The president’s policy goal is clear. Just as he imposed over a dozen new taxes totaling over $500 billion over 10 years to pay for his budget-busting health-care spending bill, President Obama wants higher taxes to pay for more government initiatives.
By claiming that small business owners are not responsible for their own success, the president validates Washington’s taxing them at the higher levels he is proposing to pay for an unprecedented level of federal spending.
In fact, when he recently announced that the “the private sector is doing fine,” he went on to say that the real problem with the economy is that state and local government payrolls aren’t big enough.
In other words, the president’s tax plan would shrink the private sector payroll in order to expand government even more. No matter the cost to the private sector.
And that cost is steep.
The nearly 1 million small businesses that would get hit by the president’s proposed tax increases employ about one out of every six private sector workers.
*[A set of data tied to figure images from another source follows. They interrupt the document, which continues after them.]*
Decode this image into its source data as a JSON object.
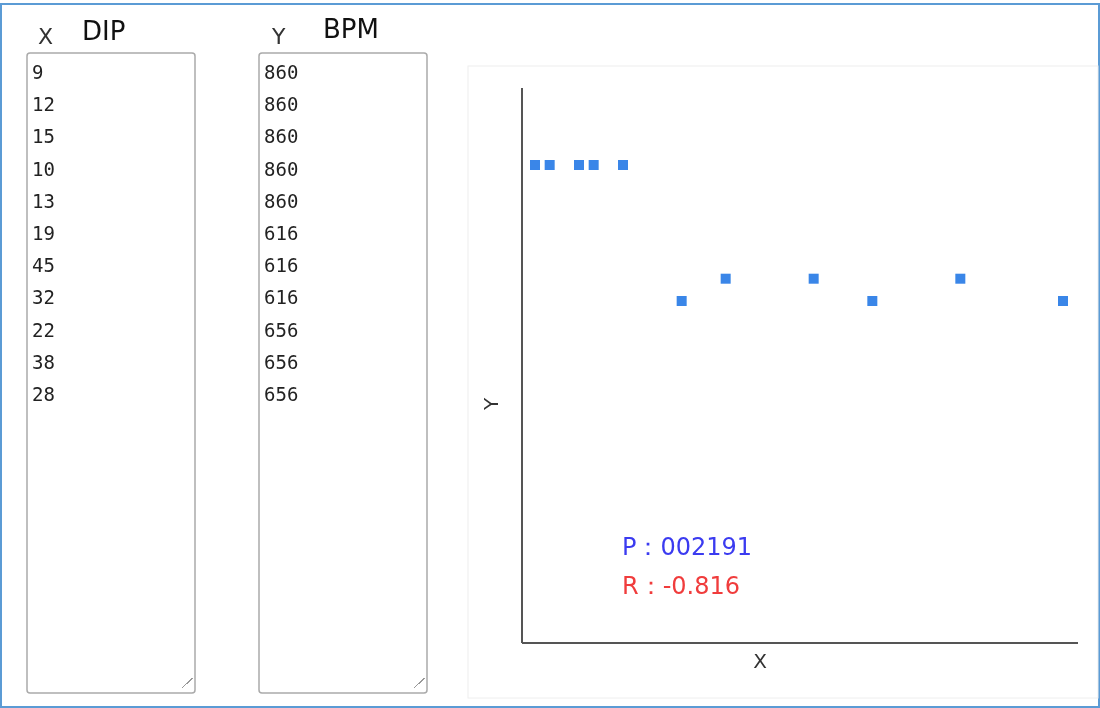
{
  "chart_data": {
    "type": "other",
    "xlabel": "X",
    "ylabel": "Y",
    "categories": [
      "9",
      "12",
      "15",
      "10",
      "13",
      "19",
      "45",
      "32",
      "22",
      "38",
      "28"
    ],
    "values": [
      860,
      860,
      860,
      860,
      860,
      616,
      616,
      616,
      656,
      656,
      656
    ],
    "color": "#3a86e8",
    "data_labels": true,
    "annotations": [
      "X",
      "DIP",
      "Y",
      "BPM",
      "P：002191",
      "R：-0.816"
    ]
  }
}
A new nonpartisan study shows that this tax hike would deal a blow to the economy, costing over 700,000 jobs and reducing wages for workers.
Where I see small business owners who have risked it all, invested their sweat and skill and savings to build a business from the ground up, President Obama apparently sees just another government beneficiary who should pay more taxes.
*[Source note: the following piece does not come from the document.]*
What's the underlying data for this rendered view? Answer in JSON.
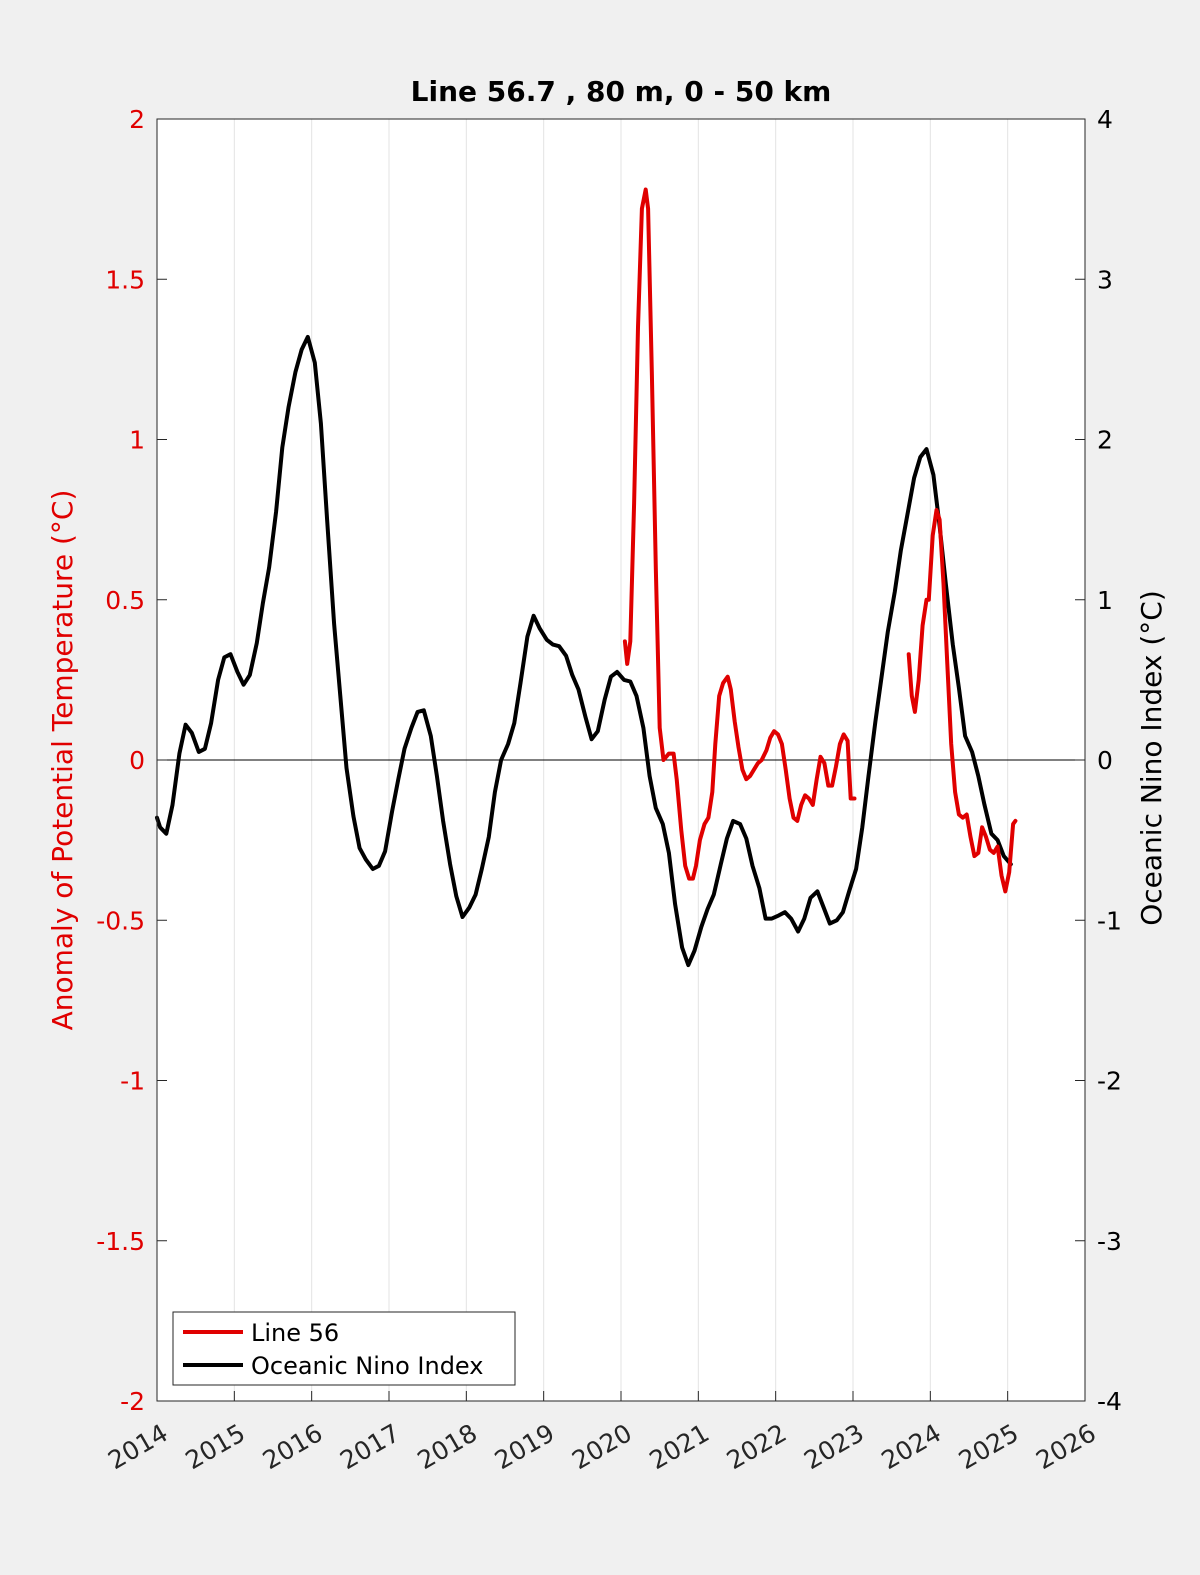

We all know that no one makes it in this world alone. There are a lot of people who help us along the way, including our parents, friends, and teachers. And yes, some help may come from the government.
But the worldview of President Obama seems to be one where we owe it all to government.
To tell small business owners, including the many Ohioans who worked seven days a week, took out the second mortgage and risked it all to start a business, that they “didn’t build that,” shows a fundamental misunderstanding of what has built America.
All this leaves the American people with a choice.
President Obama offers yet more government.
Yet the American people know that successful businesses that create jobs will be built by hard work, dreams, and risk-taking, not by the government.
Gov. Mitt Romney knows that, too. He doesn’t look at a hard-working business owner and see someone who owes the state for his or her success.
Gov. Romney knows from his private sector experience what President Obama has failed to learn in the almost four years he’s had to turn around the economy.
He knows that to return to prosperity, we must create a better climate for job growth by embracing the policies of free enterprise that got us there in the first place.
He knows we need to practice fiscal responsibility, stop the over-regulation, replace the health-care law with reforms that actually lower costs and put consumers in charge, overhaul our complicated tax code by lowering rates in exchange for narrowing loopholes, and pursue an aggressive new domestic energy plan that gives consumers and manufacturers secure, reliable and affordable energy. And he’ll start on day one.
Portman, a Republican, represents Ohio in the U.S. Senate.